Jérémie rend son visage dur comme la pierre pour endurer les coups et les humiliations. Il fait taire sa sensibilité et se transforme en un bloc rocheux contre lequel s’écrase l’hostilité. Il accepte de s’opposer à ses détracteurs. Sans recourir à la vengeance, il conserve une mâle assurance qui chasse au loin la lâcheté. Ce durcissement est aussi plusieurs fois décrit dans les évangiles au sujet de Jésus. En lc 9,51, il est écrit littéralement en grec que lorsque Jésus allait monter à Jérusalem, il « sclérosa » son visage, c’est-à-dire qui le rendit dur comme de la pierre. L’épreuve qui l’attend explique cette contraction de son être. Jésus, comme Jérémie, domine sa sensibilité et sa fragilité pour ne pas céder et s’effondrer. La Bible suggère avec un surprenant réalisme, inattendu pour un livre sacré, ce domptage de la personnalité. Nous retrouvons la même dureté dans l’évangile d’aujourd’hui dans l’apostrophe qu’il adresse à Pierre et par celle qu’il adresse à la foule : « Passe derrière moi Satan » et « qu’il renonce à lui-même, qu’il prenne sa croix ». Cette attitude coupante et intransigeante révèle le souci qui habite le cœur du Christ. L’accomplissement du mystère pascal le confronte au drame de la condition humaine, et il n’a pas le luxe de pouvoir s’épancher : il adopte un visage dur comme de la pierre pour pouvoir entrer à Jérusalem et affronter son destin. Cet état de concentration subordonne ses amitiés et bande son esprit comme la corde d’un arc pour décocher la flèche qui le conduira jusqu’à son but.

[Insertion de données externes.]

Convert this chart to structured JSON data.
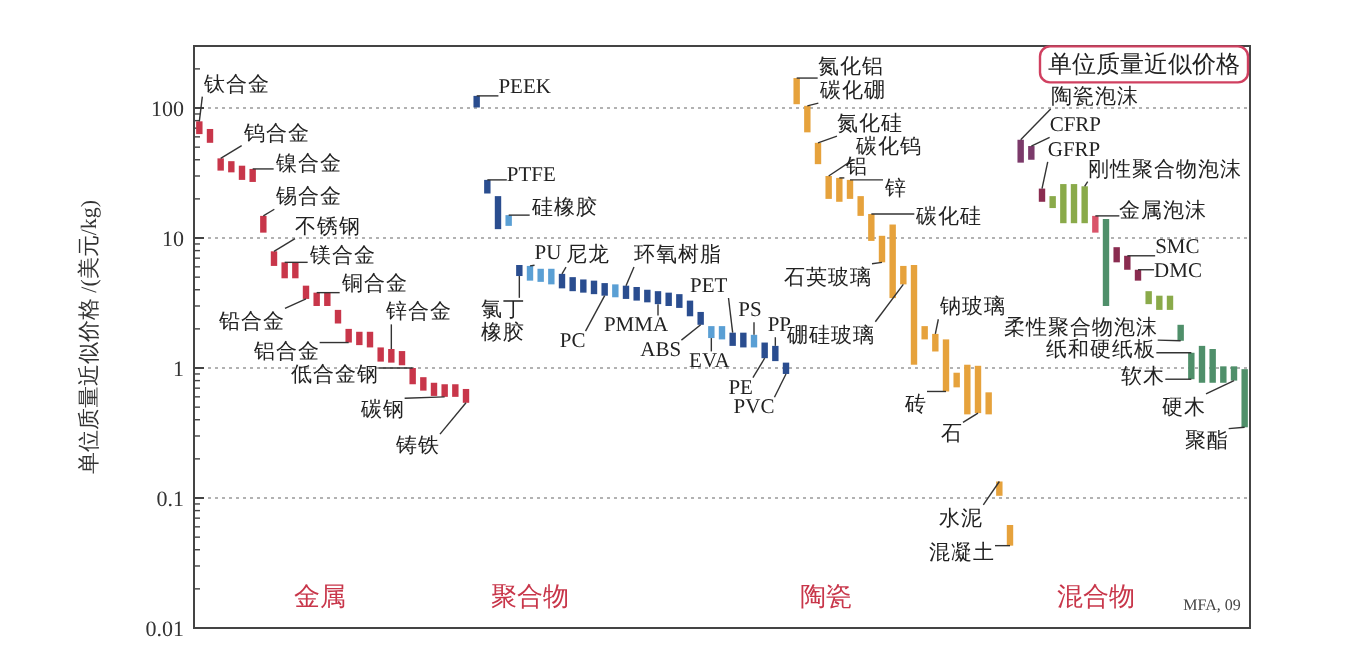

La confondante vulnérabilité.

La dramatique que je viens de décrire peut être très séduisante. S’endurcir laisse deviner la gravité de l’existence humaine. Cependant s’il ne relève pas de l’accomplissement d’une mission juste et bonne, elle peut flatter la fierté et la vanité de celui qui estime qu’il a suffisamment souffert pour le justifier. Combien j’en ai rencontré de ces personnes qui ont couplé la désillusion, les marques d’une souffrance passée, et la posture de « ceux qui ont été éprouvés par la vie » pour justifier leur

insensibilité, notamment à l’égard des autres. Il arrive parfois que ce soit la seule protection qu’ils aient trouvée pour résister à leurs blessures, pour éviter d’imploser à l’intérieur d’eux-mêmes. Il n’en demeure pas moins qu’il s’isole derrière un rempart. Ils oublient « qu’ils ne sont pas les seuls à avoir souffert », comme dirait Diana Prince dans Wonder Woman 1984. L’épitre de saint Jacques illustre les conséquences de cette indifférence, en déplorant l’asthénie de la compassion et la cécité du cœur, qui ne voit pas l’évidence et qui se prémunit contre une « ridicule sensibilité » à l’égard du pauvre.

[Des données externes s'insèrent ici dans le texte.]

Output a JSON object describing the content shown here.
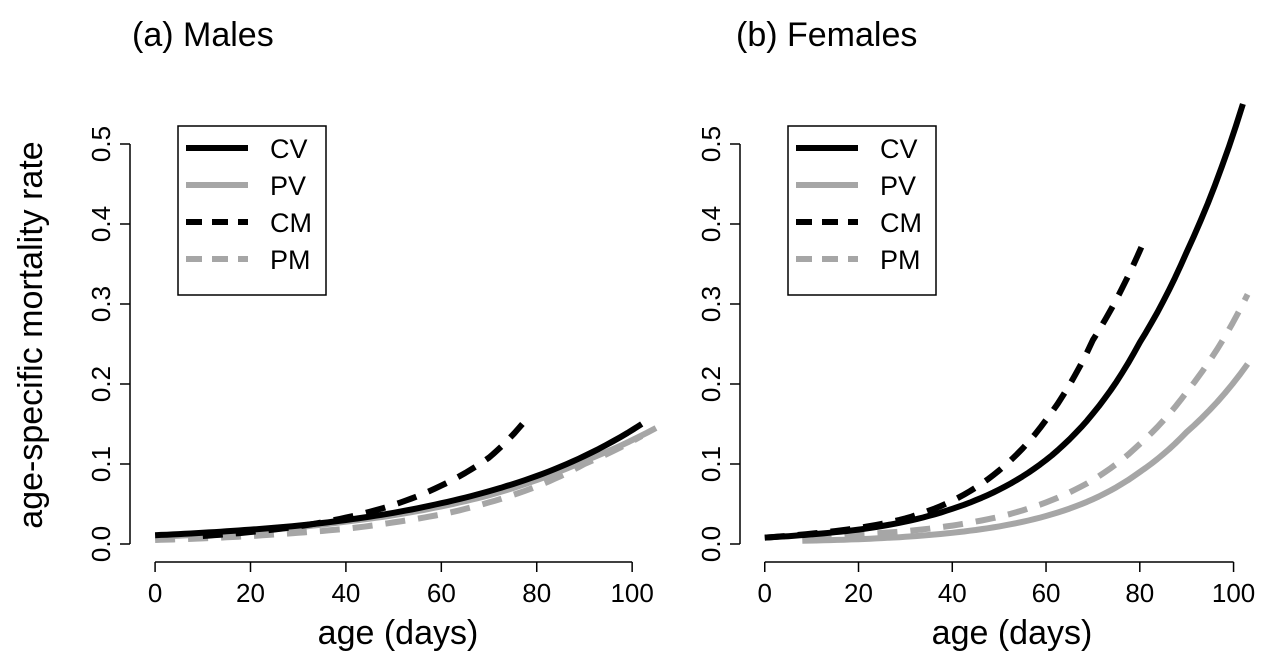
{
  "figure": {
    "ylabel": "age-specific mortality rate"
  },
  "chart_data": [
    {
      "type": "line",
      "title": "(a) Males",
      "xlabel": "age (days)",
      "ylabel": "age-specific mortality rate",
      "xlim": [
        -4,
        105
      ],
      "ylim": [
        -0.015,
        0.57
      ],
      "x_ticks": [
        0,
        20,
        40,
        60,
        80,
        100
      ],
      "y_ticks": [
        0.0,
        0.1,
        0.2,
        0.3,
        0.4,
        0.5
      ],
      "y_tick_labels": [
        "0.0",
        "0.1",
        "0.2",
        "0.3",
        "0.4",
        "0.5"
      ],
      "grid": false,
      "legend_position": "top-left",
      "series": [
        {
          "name": "CV",
          "color": "#000000",
          "dash": "solid",
          "x": [
            0,
            10,
            20,
            30,
            40,
            50,
            60,
            70,
            80,
            90,
            102
          ],
          "y": [
            0.011,
            0.014,
            0.018,
            0.023,
            0.03,
            0.039,
            0.051,
            0.066,
            0.085,
            0.11,
            0.15
          ]
        },
        {
          "name": "PV",
          "color": "#a6a6a6",
          "dash": "solid",
          "x": [
            0,
            10,
            20,
            30,
            40,
            50,
            60,
            70,
            80,
            90,
            105
          ],
          "y": [
            0.009,
            0.012,
            0.016,
            0.021,
            0.028,
            0.036,
            0.047,
            0.061,
            0.08,
            0.104,
            0.145
          ]
        },
        {
          "name": "CM",
          "color": "#000000",
          "dash": "dashed",
          "x": [
            10,
            20,
            30,
            40,
            50,
            60,
            70,
            77
          ],
          "y": [
            0.01,
            0.015,
            0.022,
            0.033,
            0.049,
            0.073,
            0.108,
            0.15
          ]
        },
        {
          "name": "PM",
          "color": "#a6a6a6",
          "dash": "dashed",
          "x": [
            0,
            10,
            20,
            30,
            40,
            50,
            60,
            70,
            80,
            90,
            102
          ],
          "y": [
            0.005,
            0.007,
            0.01,
            0.014,
            0.019,
            0.027,
            0.037,
            0.052,
            0.072,
            0.1,
            0.135
          ]
        }
      ]
    },
    {
      "type": "line",
      "title": "(b) Females",
      "xlabel": "age (days)",
      "ylabel": "",
      "xlim": [
        -4,
        105
      ],
      "ylim": [
        -0.015,
        0.57
      ],
      "x_ticks": [
        0,
        20,
        40,
        60,
        80,
        100
      ],
      "y_ticks": [
        0.0,
        0.1,
        0.2,
        0.3,
        0.4,
        0.5
      ],
      "y_tick_labels": [
        "0.0",
        "0.1",
        "0.2",
        "0.3",
        "0.4",
        "0.5"
      ],
      "grid": false,
      "legend_position": "top-left",
      "series": [
        {
          "name": "CV",
          "color": "#000000",
          "dash": "solid",
          "x": [
            0,
            10,
            20,
            30,
            40,
            50,
            60,
            70,
            80,
            90,
            102
          ],
          "y": [
            0.008,
            0.012,
            0.018,
            0.028,
            0.044,
            0.068,
            0.105,
            0.163,
            0.252,
            0.365,
            0.55
          ]
        },
        {
          "name": "PV",
          "color": "#a6a6a6",
          "dash": "solid",
          "x": [
            8,
            20,
            30,
            40,
            50,
            60,
            70,
            80,
            90,
            103
          ],
          "y": [
            0.004,
            0.006,
            0.009,
            0.014,
            0.022,
            0.035,
            0.056,
            0.09,
            0.14,
            0.225
          ]
        },
        {
          "name": "CM",
          "color": "#000000",
          "dash": "dashed",
          "x": [
            0,
            10,
            20,
            30,
            40,
            50,
            60,
            70,
            81
          ],
          "y": [
            0.008,
            0.013,
            0.02,
            0.032,
            0.054,
            0.092,
            0.155,
            0.255,
            0.38
          ]
        },
        {
          "name": "PM",
          "color": "#a6a6a6",
          "dash": "dashed",
          "x": [
            10,
            20,
            30,
            40,
            50,
            60,
            70,
            80,
            90,
            103
          ],
          "y": [
            0.008,
            0.012,
            0.016,
            0.023,
            0.034,
            0.052,
            0.08,
            0.125,
            0.19,
            0.312
          ]
        }
      ]
    }
  ]
}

Certainement balançons-nous entre ces deux attitudes, hésitant sur le temps opportun où il faut s’en remettre à l’une plutôt qu’à l’autre. Prenez le cas d’un mendiant qui fait la manche : nous oscillons entre la fermeté du refus justifiée par la lucidité et la générosité du don qui nous permet de vérifier que notre cœur n’est pas de pierre. Il vous est probablement déjà arrivé d’éprouver cette impression pénible de décevoir, mais en sachant que cela était conforme à ce qui était juste. Ou alors de donner en sachant que c’était aussi juste. Le discernement est un vrai art et il faut accepter le risque de nous tromper pour pouvoir le cultiver. Nous retrouvons cette dialectique aussi dans l’éducation où la tendresse des parents doit se conjoindre avec la fermeté, pour progressivement permettre à un enfant d’accéder à la réalité.